En Bait conviven la sequedad de la desnudez cruda en el aspecto psicológico de los personajes con las capas de humedad, con unos matices de carácter que se van difuminando lentamente, hasta quedar solo el núcleo animal del conflicto, la bestialidad de la supervivencia, la confusión entre la razón esgrimida y la acción violenta para llevarla a cabo.

Sí, Bait es un experimento bello, no cabe duda, pero también un ejercicio de tensión ‹in crescendo› bajo el manto de una calma cotidiana solo aparente.
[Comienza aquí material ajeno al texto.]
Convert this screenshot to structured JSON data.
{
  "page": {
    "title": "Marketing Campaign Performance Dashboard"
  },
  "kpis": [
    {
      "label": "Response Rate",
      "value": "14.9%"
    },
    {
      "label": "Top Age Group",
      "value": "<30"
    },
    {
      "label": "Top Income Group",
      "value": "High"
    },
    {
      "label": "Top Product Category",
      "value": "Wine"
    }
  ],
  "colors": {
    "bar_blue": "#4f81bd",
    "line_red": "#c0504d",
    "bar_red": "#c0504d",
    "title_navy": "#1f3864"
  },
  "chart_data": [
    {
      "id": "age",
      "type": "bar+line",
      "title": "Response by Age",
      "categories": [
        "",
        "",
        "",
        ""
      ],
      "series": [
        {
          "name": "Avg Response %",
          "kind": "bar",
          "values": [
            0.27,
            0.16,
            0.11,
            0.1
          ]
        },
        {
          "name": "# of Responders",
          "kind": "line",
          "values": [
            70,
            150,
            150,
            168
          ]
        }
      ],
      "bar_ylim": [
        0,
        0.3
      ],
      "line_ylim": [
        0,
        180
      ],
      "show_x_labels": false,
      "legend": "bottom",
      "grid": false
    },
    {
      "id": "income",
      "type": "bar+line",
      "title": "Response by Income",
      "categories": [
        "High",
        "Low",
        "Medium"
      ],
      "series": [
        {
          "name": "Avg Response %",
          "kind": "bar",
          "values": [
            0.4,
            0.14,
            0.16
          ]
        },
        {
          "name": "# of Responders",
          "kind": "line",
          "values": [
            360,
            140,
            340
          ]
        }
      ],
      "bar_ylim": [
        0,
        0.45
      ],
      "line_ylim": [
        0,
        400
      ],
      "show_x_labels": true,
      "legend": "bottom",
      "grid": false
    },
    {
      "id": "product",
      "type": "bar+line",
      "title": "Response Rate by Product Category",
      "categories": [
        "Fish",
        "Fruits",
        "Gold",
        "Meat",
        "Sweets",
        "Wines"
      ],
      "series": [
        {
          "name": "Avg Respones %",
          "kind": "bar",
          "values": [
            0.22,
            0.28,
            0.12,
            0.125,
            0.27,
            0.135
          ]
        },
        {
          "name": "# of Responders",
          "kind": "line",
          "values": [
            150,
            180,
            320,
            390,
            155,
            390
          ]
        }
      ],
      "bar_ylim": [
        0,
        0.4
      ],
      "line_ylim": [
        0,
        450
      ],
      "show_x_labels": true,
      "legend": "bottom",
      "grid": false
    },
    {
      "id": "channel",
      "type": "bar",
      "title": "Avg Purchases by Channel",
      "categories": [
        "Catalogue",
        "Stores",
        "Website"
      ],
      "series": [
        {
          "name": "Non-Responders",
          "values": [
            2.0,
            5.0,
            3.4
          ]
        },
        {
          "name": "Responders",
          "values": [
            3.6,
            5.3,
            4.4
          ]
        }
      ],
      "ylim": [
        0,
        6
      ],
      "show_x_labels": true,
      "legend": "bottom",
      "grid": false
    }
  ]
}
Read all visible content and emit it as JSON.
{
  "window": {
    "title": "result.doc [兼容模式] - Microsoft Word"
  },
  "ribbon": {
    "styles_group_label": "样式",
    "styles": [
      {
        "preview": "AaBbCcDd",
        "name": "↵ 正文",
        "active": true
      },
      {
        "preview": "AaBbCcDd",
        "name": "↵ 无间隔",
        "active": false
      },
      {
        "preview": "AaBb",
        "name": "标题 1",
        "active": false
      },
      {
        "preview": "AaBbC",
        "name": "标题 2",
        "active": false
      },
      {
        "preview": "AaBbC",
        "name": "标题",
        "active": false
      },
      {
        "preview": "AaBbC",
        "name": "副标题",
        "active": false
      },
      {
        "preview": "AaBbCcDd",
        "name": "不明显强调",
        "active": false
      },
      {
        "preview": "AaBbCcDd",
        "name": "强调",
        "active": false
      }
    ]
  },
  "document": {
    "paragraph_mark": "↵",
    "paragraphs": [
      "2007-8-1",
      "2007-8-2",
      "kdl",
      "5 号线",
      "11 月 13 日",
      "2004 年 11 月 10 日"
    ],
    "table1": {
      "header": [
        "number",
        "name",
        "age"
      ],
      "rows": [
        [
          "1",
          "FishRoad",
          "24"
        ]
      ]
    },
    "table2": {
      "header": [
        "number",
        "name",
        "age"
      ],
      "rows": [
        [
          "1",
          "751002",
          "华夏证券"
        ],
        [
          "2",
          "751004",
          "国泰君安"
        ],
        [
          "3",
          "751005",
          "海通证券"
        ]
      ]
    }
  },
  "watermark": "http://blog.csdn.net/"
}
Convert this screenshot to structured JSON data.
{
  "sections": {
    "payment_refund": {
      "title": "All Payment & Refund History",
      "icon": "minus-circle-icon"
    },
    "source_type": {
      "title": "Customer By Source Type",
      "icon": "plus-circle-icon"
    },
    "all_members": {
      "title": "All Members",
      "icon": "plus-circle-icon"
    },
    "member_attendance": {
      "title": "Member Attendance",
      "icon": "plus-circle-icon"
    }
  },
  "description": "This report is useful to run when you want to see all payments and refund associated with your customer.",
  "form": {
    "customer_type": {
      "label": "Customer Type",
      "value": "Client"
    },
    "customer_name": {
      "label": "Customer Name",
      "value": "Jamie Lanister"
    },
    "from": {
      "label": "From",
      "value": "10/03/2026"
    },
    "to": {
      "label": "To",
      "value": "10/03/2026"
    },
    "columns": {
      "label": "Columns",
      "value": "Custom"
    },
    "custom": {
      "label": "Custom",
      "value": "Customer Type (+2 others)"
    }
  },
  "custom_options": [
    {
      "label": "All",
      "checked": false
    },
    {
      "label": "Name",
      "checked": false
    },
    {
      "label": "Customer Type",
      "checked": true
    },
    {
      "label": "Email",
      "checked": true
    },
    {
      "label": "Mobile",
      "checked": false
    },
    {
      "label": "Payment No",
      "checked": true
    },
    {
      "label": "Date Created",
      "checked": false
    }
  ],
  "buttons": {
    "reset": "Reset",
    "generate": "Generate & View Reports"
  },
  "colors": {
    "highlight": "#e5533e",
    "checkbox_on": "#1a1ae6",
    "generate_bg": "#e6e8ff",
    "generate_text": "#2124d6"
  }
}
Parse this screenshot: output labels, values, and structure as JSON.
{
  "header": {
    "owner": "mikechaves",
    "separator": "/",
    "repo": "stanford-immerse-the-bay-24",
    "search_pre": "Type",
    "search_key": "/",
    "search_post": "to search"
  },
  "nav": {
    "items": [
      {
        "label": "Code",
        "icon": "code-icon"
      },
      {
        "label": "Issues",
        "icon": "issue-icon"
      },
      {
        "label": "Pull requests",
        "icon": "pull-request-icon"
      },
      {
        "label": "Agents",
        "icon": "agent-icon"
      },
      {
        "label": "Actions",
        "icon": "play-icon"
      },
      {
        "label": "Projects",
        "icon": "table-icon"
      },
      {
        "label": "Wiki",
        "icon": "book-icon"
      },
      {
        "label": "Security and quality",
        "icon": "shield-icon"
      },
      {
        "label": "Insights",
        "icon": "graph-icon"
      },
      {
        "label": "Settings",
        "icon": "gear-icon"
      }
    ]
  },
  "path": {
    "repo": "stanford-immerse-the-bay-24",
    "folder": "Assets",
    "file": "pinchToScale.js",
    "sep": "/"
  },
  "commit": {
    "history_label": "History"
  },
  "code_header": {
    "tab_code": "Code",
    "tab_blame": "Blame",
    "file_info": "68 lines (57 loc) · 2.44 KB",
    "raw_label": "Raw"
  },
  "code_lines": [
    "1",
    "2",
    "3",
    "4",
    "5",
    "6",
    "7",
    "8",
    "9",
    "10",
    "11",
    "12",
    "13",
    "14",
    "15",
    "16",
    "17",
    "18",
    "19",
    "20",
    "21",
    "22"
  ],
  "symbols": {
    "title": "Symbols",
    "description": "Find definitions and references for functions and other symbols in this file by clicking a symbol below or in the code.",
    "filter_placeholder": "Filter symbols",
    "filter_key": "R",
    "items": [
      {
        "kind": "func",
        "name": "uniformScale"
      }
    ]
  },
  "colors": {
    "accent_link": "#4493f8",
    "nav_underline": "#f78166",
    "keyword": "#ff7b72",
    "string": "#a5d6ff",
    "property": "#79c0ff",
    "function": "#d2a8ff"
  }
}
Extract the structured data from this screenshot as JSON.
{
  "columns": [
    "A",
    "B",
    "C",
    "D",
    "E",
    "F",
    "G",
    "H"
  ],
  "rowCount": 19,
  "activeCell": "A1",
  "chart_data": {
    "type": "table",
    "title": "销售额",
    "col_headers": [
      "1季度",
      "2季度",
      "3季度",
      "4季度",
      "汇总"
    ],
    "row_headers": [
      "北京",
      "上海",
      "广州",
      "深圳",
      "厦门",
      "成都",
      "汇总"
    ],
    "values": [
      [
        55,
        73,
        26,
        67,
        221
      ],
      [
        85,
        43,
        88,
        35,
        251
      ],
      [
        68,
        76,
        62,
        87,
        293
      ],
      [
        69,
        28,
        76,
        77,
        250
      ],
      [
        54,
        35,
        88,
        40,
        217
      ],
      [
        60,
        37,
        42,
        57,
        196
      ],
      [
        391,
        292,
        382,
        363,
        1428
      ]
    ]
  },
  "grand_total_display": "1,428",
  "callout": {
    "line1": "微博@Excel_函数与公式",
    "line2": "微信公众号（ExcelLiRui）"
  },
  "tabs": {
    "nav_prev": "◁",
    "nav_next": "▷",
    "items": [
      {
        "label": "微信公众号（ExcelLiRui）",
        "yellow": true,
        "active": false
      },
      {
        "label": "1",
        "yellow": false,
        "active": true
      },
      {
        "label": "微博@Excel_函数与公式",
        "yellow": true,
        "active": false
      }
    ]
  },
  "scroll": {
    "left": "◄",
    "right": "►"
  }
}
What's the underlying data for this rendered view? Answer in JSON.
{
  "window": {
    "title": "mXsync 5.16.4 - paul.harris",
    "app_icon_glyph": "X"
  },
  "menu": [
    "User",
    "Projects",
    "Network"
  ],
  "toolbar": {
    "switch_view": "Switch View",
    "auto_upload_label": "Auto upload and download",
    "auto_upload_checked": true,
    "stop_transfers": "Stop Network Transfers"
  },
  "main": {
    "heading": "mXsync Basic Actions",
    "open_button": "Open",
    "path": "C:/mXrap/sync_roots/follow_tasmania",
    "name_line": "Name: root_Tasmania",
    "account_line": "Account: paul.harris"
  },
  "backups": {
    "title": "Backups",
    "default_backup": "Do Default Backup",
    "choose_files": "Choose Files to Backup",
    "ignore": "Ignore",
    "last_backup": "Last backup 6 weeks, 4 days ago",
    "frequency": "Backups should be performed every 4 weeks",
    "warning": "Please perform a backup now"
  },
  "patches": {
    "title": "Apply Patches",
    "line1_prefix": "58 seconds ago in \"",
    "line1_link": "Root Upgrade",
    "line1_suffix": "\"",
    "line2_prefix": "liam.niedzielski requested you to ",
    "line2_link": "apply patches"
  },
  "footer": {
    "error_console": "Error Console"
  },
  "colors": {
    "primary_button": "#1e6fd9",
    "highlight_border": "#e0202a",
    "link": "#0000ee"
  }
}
Un desarrollo que se toma su tiempo en la descripción, en el detalle de la puesta en escena, pero que sabe trascender el mero placer del experimento formal para ponerlo al servicio del desarrollo de un drama sólido y que va más allá del maniqueísmo social a lo Loach.

Lo que Bait pone de relieve es que la pobreza, la lucha por las migajas, la dureza del trabajo cotidiano, no convierte a sus protagonistas en santos aplastados por el sistema, sino en meros peones de un juego en donde el bucolismo de una profesión artesanal puede convertirse en una pesadilla donde afloran los resentimientos, las mezquindades y la violencia (física o económica) que todos llevamos adentro.

Así pues, Jenkin firma una pieza cuyo blanco y negro tiene la virtud de no transmitirse a los comportamientos humanos, sino que establece una gama de grises donde todos pueden tener sus razones y al mismo tiempo ser víctimas de ellas hasta conducir a la tragedia de la irracionalidad. Belleza, solidaridad y unidad familiar pueden transformarse fácilmente en un descenso hacia la tragedia, hacia un ‹thanatos› destructor de sociedades y personas.